Christian Dior, minus Raf Simons, manages a fine ready-to-wear collection
Despite lacking a creative director, French label displays covetable looks in a cool and modern, tightly edited autumn-winter show
There was plenty of anticipation ahead of Christian Dior’s first autumn-winter ready-to-wear show in Paris since the label lost yet another high-profile creative director. However, the studio overcame Raf Simons’ departure, presenting a tightly edited collection of covetable and wearable pieces for loyal fans. Unlike the inglorious ejection of John Galliano, Dior seems to have taken Simons’ departure in its stride, as seen in this lovely line-up of asymmetrical draped dresses with appealing bare shoulders and beautifully tailored dark suiting.

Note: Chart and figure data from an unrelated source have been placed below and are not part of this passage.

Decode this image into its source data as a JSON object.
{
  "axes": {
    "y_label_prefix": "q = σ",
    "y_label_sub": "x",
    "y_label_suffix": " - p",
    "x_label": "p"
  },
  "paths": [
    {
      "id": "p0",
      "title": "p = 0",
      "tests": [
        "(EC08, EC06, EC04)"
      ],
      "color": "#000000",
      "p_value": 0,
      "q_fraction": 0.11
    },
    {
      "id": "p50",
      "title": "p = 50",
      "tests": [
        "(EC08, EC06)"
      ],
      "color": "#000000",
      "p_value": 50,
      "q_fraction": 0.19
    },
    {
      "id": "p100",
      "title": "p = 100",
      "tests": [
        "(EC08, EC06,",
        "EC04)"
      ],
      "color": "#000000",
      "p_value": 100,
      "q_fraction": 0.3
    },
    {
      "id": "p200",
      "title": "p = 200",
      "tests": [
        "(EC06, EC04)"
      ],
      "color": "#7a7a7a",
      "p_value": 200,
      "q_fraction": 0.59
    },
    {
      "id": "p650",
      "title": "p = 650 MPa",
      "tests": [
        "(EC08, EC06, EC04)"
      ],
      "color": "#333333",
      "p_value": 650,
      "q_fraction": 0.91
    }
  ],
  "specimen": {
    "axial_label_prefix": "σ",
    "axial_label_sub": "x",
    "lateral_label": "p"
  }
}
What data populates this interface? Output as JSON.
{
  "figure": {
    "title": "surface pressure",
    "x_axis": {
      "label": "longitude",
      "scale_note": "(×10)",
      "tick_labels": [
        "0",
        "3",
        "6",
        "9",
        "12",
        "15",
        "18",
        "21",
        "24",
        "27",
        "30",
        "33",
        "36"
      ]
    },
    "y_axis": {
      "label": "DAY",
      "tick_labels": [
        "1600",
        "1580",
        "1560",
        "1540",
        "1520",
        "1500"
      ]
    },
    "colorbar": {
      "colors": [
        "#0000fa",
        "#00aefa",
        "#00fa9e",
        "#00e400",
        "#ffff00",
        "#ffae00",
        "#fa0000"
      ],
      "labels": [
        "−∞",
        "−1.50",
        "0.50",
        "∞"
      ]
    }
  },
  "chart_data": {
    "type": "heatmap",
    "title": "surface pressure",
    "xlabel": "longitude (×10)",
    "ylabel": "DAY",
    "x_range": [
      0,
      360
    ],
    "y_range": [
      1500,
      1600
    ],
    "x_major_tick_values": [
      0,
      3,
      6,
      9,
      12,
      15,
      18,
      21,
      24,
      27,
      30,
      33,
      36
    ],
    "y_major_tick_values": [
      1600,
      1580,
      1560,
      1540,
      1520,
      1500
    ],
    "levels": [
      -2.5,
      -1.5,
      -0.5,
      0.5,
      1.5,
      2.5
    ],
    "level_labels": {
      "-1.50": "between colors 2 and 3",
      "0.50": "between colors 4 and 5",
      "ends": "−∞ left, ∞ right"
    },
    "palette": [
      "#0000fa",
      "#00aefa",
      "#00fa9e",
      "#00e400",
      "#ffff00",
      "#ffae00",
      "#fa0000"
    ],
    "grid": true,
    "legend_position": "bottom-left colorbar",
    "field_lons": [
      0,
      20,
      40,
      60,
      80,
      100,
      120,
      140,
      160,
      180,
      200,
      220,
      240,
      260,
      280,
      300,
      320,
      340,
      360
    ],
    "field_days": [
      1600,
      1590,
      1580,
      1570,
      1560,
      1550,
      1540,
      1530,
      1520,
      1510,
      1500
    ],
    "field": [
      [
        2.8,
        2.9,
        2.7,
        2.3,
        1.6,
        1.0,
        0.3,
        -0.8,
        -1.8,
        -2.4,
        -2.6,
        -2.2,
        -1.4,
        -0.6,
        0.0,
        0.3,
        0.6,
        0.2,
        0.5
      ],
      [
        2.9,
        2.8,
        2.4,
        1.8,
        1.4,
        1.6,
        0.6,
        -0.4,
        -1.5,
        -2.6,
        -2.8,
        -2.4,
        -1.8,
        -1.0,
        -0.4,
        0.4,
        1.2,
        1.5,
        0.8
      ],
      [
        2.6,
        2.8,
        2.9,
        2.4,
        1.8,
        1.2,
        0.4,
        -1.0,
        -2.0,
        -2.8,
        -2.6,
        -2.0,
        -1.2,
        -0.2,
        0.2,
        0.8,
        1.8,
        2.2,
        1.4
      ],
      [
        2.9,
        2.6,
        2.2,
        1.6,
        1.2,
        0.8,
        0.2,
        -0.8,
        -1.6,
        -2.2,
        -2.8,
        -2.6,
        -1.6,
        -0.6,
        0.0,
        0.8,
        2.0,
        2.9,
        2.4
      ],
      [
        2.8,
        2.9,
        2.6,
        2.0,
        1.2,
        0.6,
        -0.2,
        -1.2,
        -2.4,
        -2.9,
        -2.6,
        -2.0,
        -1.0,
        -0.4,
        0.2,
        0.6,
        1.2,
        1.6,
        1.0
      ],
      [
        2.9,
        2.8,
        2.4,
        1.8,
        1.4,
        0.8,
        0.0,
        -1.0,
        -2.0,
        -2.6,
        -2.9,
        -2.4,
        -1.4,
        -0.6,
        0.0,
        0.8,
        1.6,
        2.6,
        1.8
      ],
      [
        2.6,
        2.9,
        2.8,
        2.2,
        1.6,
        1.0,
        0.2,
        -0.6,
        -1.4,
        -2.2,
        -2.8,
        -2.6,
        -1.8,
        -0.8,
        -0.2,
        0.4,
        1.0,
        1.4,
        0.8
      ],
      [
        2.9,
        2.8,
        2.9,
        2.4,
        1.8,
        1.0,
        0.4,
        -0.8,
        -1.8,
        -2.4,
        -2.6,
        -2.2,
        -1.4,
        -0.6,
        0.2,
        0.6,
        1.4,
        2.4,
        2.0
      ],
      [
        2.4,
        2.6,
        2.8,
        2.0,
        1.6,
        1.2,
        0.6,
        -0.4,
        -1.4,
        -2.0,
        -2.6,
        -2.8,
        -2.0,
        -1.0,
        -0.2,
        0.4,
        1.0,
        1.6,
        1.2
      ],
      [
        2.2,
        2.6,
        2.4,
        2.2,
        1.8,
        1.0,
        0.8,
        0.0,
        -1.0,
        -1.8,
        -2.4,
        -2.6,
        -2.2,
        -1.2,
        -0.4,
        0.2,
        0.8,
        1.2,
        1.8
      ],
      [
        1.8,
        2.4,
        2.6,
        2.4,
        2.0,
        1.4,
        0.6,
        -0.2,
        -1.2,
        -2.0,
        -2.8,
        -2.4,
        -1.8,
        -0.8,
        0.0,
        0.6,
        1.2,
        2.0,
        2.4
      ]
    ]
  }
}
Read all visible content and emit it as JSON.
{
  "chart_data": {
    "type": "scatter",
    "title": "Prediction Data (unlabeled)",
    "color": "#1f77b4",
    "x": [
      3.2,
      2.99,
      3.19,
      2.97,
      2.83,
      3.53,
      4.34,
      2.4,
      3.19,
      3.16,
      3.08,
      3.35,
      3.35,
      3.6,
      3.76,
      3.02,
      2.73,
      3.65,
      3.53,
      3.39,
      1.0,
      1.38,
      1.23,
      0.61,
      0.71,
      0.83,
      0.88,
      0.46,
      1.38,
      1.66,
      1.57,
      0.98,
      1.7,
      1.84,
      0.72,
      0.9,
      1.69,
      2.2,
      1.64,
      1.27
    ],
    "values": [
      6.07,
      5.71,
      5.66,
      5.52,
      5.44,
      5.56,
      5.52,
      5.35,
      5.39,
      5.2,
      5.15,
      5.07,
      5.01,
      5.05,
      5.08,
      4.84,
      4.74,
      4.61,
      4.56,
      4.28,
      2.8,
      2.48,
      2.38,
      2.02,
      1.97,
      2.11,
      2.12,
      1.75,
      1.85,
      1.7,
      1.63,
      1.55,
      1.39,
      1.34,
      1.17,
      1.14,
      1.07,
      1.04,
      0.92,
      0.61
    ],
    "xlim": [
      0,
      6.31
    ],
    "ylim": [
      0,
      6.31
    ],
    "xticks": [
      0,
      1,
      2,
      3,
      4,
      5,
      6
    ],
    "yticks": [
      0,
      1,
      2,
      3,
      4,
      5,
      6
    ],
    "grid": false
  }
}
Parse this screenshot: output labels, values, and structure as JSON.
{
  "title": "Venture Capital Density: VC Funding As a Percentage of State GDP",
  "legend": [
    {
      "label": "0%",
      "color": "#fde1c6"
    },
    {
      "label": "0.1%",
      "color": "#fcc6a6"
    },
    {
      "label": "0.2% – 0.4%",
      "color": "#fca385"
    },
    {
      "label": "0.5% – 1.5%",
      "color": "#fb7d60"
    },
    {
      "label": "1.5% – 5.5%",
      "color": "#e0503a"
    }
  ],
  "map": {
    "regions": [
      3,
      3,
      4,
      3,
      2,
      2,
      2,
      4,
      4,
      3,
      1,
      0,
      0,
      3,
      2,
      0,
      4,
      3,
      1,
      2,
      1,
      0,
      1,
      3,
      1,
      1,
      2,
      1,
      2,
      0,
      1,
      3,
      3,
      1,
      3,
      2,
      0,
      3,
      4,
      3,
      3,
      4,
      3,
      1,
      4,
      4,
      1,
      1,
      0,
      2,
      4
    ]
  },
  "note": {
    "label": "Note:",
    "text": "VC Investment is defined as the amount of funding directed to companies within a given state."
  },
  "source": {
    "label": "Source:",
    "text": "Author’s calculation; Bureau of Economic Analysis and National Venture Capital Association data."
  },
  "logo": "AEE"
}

There were classic Dior silhouettes. Collars came either big and paired with wide lapels on jackets and shirts or high and sophisticated. Even though it leaned on plenty of house codes, the collection remained cool and modern, possessing richness, depth and a dash of the kooky that was pleasantly surprising. Skirts, coats and dresses were cut in a modern, elegant style.
Great new handbags, Mad Max-style glasses and a bit of youthful city edge marked a departure from the more ethereal, pale-hued and naive country leanings favoured by Simons.
Taken together, this was a rather sensual collection, with flirty peplums and mesmerising floral prints accenting beautifully made outfits for the modern day Dior woman.